15 Jun 2011 / 29 Jul 2011

Javier Ayarza "Extras"

La Galería Fúcares presenta en su espacio de Madrid la primera exposición del artista Javier Ayarza (Palencia, 1961)


Después de una trayectoria de más de 20 años, la obra de Javier Ayarza (Palencia, 1961) ha ido definiéndose progresivamente como una indagación constante sobre el propio medio fotográfico y sobre aquello que le es más consustancial, la posibilidad de construir una mirada sobre el mundo. La fotografía, por su capacidad de registro de lo real, esta inevitablemente caracterizada por su doble naturaleza como reflejo e imagen. Un sujeto que mira y un mundo que es observado, reflejado y fijado. Esta dicotomía, sencilla en su enunciado, esconde detrás un largo proceso de reflexión y construcción que se configura como la columna vertebral de la evolución de la práctica fotográfica.

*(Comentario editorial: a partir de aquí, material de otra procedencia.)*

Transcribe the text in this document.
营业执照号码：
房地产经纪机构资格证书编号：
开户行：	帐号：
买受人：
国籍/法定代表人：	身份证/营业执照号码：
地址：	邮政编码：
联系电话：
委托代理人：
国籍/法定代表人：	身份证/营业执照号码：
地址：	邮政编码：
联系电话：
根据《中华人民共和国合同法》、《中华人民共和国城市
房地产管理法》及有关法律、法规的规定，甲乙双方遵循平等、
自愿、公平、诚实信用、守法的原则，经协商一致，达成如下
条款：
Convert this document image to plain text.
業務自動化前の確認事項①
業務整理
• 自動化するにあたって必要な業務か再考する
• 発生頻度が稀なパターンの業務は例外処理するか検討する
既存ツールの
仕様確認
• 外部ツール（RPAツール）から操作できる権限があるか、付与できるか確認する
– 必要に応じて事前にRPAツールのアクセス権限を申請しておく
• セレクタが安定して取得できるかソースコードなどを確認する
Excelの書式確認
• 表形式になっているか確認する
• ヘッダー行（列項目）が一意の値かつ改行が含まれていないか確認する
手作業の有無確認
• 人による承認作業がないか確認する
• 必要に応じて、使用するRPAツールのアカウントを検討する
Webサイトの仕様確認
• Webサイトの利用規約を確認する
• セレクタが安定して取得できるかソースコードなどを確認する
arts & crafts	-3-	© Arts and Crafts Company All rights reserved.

La naturaleza “constructiva” de la mirada fotográfica, la capacidad de la imagen para “hablar” de lo real y construirlo es lo que Javier Ayarza ha asumido como eje central de su propuesta artística. Y lógicamente, es consciente de las implicaciones políticas que se esconden detrás de cualquier régimen de la imagen, pues en la medida en que hablan del mundo y lo transmiten, configurándolo, mantienen siempre una posición sobre el mismo.
Recientemente estamos asistiendo a una necesaria revisión de las relaciones entre acontecimiento, historia, memoria e imagen, que trata de restituir y actualizar la importancia de esta toma de posición en la construcción de una mirada sobre el tiempo presente. Este asunto no deja de ser también una interrogación sobre el realismo, en cuanto cuestión moral, y sobre la capacidad de la fotografía para construir representaciones capaces de aportarnos elementos para la lectura de las condiciones históricas de nuestro presente. El ámbito sobre el que se ha volcado prioritariamente Javier Ayarza, en su esfuerzo por desarrollar una práctica fotográfica generadora de imágenes en las que la historia se despliega y recompone sin cesar, es el territorio (su territorio).

Y si hasta ahora el trabajo se focalizaba sobre el paisaje, en Extras, su último trabajo, el referente es el aspecto humano de un acontecimiento fuertemente ideologizado en origen como es día de la fiesta del patrón del pueblo. Aquí, las imágenes se sitúan en una estrategia donde el acto de fotografiar da sentido a una materialidad informe y al borde de la disolución. Fijar esos actos en una imagen es sacar a la luz el germen de esa disolución y de su fracaso, es desvelar la imposibilidad de situarse en un presente que ha sido definitivamente desplazado por el peso del pasado.

El método, finalmente, opta también por disolver el orden de las cosas y recomponerlas a través del montaje en forma de cuadrícula. Con esta operación de reconstrucción se precede a re-exponer lo visible poniendo en primer plano la existencia de una mirada y una postura (la del artista) que une y relaciona los elementos que configuran la realidad.